Так египтяне (чье божество Хапи, олицетворявшее животворящий Нил и объединяющее в себе «мужское и женское начала», имело «мужские черты лица
и пухлое женское тело темно-синего цвета») красили в синий цвет и изображения самки гиппопотама — символа богини плодородия и деторождения Таурт, и женские фигурки, помещавшиеся в саркофаги и гробницы: «ведь синий цвет заключал в себе символическое значение циклического повторения жизни, смерти и возрождения». Так по сей день китайцы, желая своим родителям долгих лет, дарят им при жизни не что-нибудь, а «погребальные одеяния очень темного синего цвета». Те, в свою очередь, надевают эту одежду «в торжественных случаях»: ведь «синий цвет обещает продлить земную жизнь и обеспечить жизнь вечную» одновременно. Так в текстах афроамериканских блюзов и в картинах чернокожих художников-американцев «старое синее кресло-качалка» — «old blue rocking-chair» «времен войны Севера против Юга» оказывается одновременно «и символом жизни, примирившейся со смертью, и символом самой смерти». На картинах и книжных иллюстрациях средневековых христиан синие одежды носят грешники — в отличие от одетых в ярко-красное праведников: синий — цвет самого дьявола (с нимбом именно этого цвета изображается и он, и Иуда); и в синей же царственной мантии восседает на троне царь Соломон на миниатюре из чешской Вышебродской библии (рубеж XIII — XVI веков); более того, в синий плащ — одежду одного из «монархических» цветов, цвета неба и божественной сущности — облачилась и сама Богородица. На изображениях, «относящихся примерно к 1000 году»,
Ее мафорий [8] — темно-синий: цвета скорби, печали — но все-таки цвета божественного.
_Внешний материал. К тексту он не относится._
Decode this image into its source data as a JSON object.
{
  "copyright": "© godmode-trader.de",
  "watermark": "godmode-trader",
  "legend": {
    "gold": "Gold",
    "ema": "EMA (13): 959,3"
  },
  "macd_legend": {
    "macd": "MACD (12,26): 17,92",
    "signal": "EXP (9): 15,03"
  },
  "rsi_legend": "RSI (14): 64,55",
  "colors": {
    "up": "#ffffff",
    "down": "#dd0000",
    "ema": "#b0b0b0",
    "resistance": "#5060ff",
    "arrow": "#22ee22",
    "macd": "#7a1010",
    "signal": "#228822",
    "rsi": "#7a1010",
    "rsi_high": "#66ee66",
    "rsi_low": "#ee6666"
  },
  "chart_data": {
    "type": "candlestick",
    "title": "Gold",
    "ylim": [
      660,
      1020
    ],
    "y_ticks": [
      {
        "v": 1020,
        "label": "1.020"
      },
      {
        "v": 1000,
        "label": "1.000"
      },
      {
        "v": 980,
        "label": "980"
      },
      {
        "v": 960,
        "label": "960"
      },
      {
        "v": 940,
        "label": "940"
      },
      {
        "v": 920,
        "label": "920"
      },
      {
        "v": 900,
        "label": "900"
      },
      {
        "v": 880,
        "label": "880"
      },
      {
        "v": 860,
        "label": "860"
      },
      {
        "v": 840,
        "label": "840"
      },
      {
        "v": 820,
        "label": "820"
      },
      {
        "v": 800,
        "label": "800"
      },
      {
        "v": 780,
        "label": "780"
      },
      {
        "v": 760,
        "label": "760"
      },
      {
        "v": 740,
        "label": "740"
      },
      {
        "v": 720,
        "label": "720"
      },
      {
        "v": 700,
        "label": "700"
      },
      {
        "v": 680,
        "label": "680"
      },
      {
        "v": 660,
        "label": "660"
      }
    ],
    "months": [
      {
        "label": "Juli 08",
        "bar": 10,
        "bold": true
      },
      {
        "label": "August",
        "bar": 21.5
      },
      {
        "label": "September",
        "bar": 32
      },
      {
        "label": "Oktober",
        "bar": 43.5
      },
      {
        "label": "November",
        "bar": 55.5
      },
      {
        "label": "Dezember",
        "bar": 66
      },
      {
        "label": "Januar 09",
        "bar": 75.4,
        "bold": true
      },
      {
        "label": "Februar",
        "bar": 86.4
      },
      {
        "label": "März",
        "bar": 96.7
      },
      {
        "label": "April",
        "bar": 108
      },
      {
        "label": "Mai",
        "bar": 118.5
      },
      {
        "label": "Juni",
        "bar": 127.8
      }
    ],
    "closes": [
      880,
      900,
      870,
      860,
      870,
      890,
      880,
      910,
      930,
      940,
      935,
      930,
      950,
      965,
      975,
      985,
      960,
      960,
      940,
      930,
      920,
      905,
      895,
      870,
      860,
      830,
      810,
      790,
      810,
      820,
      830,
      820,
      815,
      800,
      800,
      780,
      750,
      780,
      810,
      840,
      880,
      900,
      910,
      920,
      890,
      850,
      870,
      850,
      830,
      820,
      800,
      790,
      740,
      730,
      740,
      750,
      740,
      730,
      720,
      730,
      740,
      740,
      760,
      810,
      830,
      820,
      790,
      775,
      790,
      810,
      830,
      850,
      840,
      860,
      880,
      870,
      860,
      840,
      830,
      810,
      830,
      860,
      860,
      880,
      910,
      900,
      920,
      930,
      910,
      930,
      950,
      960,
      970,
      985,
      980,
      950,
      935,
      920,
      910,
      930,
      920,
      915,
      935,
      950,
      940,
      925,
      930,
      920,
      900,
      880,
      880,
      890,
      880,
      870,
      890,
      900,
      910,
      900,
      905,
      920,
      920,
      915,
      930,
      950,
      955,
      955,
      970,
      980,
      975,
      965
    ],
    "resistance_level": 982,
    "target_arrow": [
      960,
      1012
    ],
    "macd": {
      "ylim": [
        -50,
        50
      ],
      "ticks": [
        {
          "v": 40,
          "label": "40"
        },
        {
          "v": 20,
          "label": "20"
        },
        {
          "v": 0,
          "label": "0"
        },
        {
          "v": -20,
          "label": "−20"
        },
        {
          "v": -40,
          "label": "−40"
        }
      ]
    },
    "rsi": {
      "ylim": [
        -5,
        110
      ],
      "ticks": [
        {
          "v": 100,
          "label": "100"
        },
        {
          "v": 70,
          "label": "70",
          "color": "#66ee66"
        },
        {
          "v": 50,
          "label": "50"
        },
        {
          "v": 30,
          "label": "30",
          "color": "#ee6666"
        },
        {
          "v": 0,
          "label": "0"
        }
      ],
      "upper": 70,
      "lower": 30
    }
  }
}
Это еще и цвет сострадания: именно темно-синим плащом, по рассказу Цезария Гейстербахского (XIII век), Она — Mater misericordiae — прикрыла всех умерших монахов и монахинь ордена цистерцианцев, и синий стал цветом защиты. Для Ее средневекового культа, пишет автор, «синий цвет очень характерен. На картинах это цельный, чистый, „незапятнанный” цвет», недосягаемый, «как само небо». Конечно, речь при этом идет о разных оттенках синего цвета — но это все тот же синий. Правда, те же самые христиане Средневековья, что изображали Богородицу в синем, «преследовали женщин, носивших синий плащ: их уличали в колдовстве, считали виновными в болезнях, несчастьях, выкидышах, неурожаях и войнах. В судебных протоколах того времени постоянно упоминаются синие светильники, покрывала и плащи, тесьма и ленты, синие травы». Тут уже об оттенках никакой речи не идет вовсе.
В мусульманский «Судный день, День Воскресения, когда раздастся трубный глас и соберут грешников, глаза их будут» если не ослепшими, то, как вы думаете, какими? — как ни странно, голубыми или синими. Этот цвет, цвет куполов мечетей, цвет бирюзы, которая считалась «самым желанным и восхитительным драгоценным камнем», способным «надежно защищать своего владельца», само имя которой означало в персидском языке «торжество» и «победу», — этот же самый синий цвет был мусульманам-арабам ненавистен, поскольку именно такого цвета были глаза их злейших врагов — греков-византийцев. «Синий взгляд» таких глаз, не сомневались арабы, — дурной и «способен сглазить человека» (что самое любопытное — это же представление разделяли с ними и синеглазые греки!). От этого может спасти только амулет синего же цвета — «из сине-зеленой бирюзы или синего лазурита». Несколько веков спустя «суеверный Пикассо, который всерьез верил в злых духов, воспринимал синий цвет своих картин» «голубого» периода «как магический щит, ограждавший его от внешнего мира и особенно от женщин», в которых видел «предвестниц смерти, разносчиц смертоносной болезни».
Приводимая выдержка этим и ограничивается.